The BBC reports ETA's campaign for independence for the Basque region has cost more than 800 lives since 1968 before it called a halt to armed attacks last year.
As in previous filmed statements, the video showed three Eta militants in white hoods. They said it was "time to act with historical responsibility".
However, no mention was made of disarming or dissolving the organisation - key demands of the Spanish government.
Interior Minister Alfredo Perez Rubalcaba said ETA remained "as arrogant as ever".
He said the statement was not what the country had been hoping for. ETA had once again failed to declare a definitive and irreversible end to violence, he said.
In the statement, ETA said it would continue its "indefatigable struggle" for a "truly democratic situation in the Basque Country".

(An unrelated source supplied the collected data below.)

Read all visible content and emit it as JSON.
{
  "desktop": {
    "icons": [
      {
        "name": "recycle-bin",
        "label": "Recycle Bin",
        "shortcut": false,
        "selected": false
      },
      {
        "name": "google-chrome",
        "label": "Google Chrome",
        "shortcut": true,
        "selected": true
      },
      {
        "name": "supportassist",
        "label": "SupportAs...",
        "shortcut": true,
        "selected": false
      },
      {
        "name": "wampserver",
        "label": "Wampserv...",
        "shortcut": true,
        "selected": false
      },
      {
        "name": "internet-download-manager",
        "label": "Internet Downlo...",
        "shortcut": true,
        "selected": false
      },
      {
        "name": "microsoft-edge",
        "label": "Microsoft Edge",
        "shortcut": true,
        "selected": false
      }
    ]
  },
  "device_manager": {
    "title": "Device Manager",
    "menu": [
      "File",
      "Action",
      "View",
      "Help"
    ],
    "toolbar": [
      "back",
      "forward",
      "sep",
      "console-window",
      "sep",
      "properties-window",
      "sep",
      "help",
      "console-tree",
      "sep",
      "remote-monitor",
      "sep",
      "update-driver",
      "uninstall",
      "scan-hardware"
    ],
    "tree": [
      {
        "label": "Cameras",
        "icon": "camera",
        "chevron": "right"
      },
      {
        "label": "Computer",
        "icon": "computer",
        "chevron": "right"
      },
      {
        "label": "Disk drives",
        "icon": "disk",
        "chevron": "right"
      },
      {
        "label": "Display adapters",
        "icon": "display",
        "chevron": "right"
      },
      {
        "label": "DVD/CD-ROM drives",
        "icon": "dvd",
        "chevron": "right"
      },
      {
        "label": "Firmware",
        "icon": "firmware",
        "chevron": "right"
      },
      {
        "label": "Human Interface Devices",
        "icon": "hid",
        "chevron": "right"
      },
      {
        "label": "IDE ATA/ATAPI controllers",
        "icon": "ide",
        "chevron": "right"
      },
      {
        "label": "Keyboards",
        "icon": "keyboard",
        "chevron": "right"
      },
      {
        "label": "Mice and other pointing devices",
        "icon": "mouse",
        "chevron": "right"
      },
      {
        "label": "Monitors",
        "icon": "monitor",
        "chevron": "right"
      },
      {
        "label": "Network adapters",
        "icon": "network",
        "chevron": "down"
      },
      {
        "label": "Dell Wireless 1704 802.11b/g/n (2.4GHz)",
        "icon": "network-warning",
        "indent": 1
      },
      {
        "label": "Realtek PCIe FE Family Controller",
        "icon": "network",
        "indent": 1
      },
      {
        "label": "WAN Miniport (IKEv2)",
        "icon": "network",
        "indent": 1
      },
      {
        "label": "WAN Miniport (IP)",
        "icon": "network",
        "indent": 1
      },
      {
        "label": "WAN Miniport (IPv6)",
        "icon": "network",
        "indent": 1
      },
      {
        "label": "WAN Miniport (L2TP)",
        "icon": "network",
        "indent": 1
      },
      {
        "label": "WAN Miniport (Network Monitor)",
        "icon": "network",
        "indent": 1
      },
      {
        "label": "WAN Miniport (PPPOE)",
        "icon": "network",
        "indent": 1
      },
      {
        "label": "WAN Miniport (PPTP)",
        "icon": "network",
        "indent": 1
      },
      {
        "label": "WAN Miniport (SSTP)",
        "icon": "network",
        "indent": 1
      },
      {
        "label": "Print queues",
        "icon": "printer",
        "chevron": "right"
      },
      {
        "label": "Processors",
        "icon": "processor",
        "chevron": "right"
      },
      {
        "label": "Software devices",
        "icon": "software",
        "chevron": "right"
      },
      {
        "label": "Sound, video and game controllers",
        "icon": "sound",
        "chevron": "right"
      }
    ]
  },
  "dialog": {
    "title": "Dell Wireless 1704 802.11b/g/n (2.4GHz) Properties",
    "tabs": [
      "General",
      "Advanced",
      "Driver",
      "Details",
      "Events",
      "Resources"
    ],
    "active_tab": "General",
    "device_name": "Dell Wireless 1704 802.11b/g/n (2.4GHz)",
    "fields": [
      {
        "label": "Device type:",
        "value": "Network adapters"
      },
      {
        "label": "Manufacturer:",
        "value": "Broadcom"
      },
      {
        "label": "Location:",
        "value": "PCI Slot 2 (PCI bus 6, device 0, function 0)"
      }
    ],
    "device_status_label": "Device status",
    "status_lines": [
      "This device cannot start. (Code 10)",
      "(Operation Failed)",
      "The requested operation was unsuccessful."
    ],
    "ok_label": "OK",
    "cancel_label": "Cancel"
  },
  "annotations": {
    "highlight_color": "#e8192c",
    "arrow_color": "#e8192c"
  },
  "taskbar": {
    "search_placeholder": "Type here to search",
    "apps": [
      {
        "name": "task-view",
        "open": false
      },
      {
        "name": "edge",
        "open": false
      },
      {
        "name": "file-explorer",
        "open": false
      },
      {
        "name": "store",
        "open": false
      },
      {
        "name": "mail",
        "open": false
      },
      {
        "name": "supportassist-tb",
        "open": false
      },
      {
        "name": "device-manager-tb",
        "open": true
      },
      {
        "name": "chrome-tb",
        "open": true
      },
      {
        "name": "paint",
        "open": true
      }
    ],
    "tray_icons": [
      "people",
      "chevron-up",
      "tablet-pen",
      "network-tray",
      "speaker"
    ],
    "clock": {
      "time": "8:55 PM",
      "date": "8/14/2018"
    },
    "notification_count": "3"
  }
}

There was no explicit reference to the group giving up its arms, which has been a key demand of the government.
The BBC reports the government has been wary of ETA's claims since the last truce was broken by a bomb attack at Barajas airport in Madrid in December 2006.
That attack resulted in peace talks being called off.
In September last year, ETA announced an end to its armed offensive but the government said the move was too weak for negotiations to restart.